A wine company has claimed that most Australians are drinking their red wine too hot and their white wine too cold.
Local wine producer Taylors found eight out of 10 Aussies drink their red wines at room temperature – which was all wrong.
The problem is the average Australian ‘room temperature’, especially in summer, ranges between 22 and 24 degrees: too warm to appreciate a good shiraz, pinot noir or cabernet sauvignon.
Apparently the old advice of drinking wine at room temperature originates from medieval France, where rooms were closer to 14 degrees.
Taylors managing director Mitchell Taylor said temperature was vital to ensuring wine was enjoyed at its very best.
“It’s an issue that most wine lovers don’t know is having a massive impact on their enjoyment and appreciation of wine.”
And if the news on reds wasn’t bad enough, it turns out we have a similar problem with whites, which most of us are drinking too cold.
Getting the most out of your wine
Simon West, wine manager at retailer GraysOnline, agreed with the new research.
“We obviously do a lot of wine tastings, and often we have to try and warm up the whites a little bit with our hands,” he said.
Mr West said Australians were dulling the flavour of their whites by over-chilling them.
“The wine isn’t able to express itself as much if it’s too cold. You don’t get the fruits, you don’t get the true character.”
Similarly, Taylors said drinking a white straight from the fridge can over-pronounce its acidity.
According to Mr West, the ideal temperature for enjoying a glass of white was between eight and 10 degrees.
Head sommelier at Sydney restaurant Silvereye, James Audas, serves his whites at a cool six degrees.
For reds, he warned serving them too hot can result in a “stewed fruit” taste.
Mr Audas said Silvereye was one of the rare restaurants that refrigerates its reds.
“We don’t chill them, but we control their temperature to about 16 degrees,” he said.

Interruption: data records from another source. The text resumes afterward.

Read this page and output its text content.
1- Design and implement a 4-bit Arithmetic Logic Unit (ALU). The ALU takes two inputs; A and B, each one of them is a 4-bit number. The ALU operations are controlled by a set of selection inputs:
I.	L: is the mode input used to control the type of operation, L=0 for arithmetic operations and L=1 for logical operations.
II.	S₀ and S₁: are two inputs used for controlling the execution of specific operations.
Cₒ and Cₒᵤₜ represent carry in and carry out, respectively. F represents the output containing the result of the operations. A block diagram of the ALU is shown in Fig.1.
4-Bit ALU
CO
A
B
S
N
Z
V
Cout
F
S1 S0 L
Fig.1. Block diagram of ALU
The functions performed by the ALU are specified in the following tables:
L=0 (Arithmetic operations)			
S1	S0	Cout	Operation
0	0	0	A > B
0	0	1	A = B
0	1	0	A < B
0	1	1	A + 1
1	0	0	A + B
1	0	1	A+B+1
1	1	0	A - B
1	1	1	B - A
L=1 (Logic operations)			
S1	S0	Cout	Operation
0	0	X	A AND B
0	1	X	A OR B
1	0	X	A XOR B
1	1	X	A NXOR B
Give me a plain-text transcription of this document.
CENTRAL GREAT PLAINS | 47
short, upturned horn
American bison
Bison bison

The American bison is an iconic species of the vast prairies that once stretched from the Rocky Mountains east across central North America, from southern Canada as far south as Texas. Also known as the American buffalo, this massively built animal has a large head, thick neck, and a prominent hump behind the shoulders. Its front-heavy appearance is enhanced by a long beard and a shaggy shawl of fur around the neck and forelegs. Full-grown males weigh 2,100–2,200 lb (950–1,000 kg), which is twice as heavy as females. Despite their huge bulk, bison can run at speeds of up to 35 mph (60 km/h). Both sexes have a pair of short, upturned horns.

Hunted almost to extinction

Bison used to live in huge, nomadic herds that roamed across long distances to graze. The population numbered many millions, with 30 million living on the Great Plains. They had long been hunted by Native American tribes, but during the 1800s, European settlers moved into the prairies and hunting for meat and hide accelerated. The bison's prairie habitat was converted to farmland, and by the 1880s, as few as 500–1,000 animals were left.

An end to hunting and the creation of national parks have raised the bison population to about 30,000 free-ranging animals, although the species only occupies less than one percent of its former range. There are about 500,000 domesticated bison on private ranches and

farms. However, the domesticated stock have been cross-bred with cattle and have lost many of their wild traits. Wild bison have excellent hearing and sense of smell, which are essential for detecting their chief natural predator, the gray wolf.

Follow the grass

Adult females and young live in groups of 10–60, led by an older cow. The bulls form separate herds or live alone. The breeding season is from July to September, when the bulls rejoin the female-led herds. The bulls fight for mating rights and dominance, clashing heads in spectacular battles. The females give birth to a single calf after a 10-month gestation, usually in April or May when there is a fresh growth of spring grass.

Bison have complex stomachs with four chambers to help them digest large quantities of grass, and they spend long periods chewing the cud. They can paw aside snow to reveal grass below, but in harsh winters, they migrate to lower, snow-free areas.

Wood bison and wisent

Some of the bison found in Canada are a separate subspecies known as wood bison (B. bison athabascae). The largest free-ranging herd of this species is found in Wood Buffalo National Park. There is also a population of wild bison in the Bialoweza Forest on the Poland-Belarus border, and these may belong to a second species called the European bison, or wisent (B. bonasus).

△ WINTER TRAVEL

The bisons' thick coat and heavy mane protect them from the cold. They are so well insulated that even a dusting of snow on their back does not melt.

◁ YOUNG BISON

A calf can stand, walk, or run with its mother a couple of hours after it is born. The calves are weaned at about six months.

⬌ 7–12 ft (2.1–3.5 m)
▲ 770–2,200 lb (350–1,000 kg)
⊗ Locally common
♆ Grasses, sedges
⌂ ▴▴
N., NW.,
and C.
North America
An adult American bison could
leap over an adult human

“I definitely think Australians are drinking their wine at the wrong temperature.
“But I think restaurants are getting better.”
Reaching the right temperature
For those at home, Mr Audas admitted temperature-controlled fridges were not a likely purchase.
“A normal fridge is fine for whites, but just make sure you take them out a bit earlier,” he said.
Taylors chief winemaker Adam Eggins suggested putting reds in the fridge 30 minutes before serving.
Mr Audas advised storing them in a cool cupboard away from sunlight, not just for serving temperature but for their longevity.
“People sometimes complain that their wines haven’t kept well and it’s often about where they’re storing them,” he said.
As for the other sins Australian wine drinkers commit, Mr West said he often “had a chuckle” when he saw someone drop ice cubes into their white on a hot day.
“Ice cubes are just going to dilute the taste of your wine,” he said.
“Use a slurry of water and ice cubes and drop the bottle in that instead – it’s really effective”.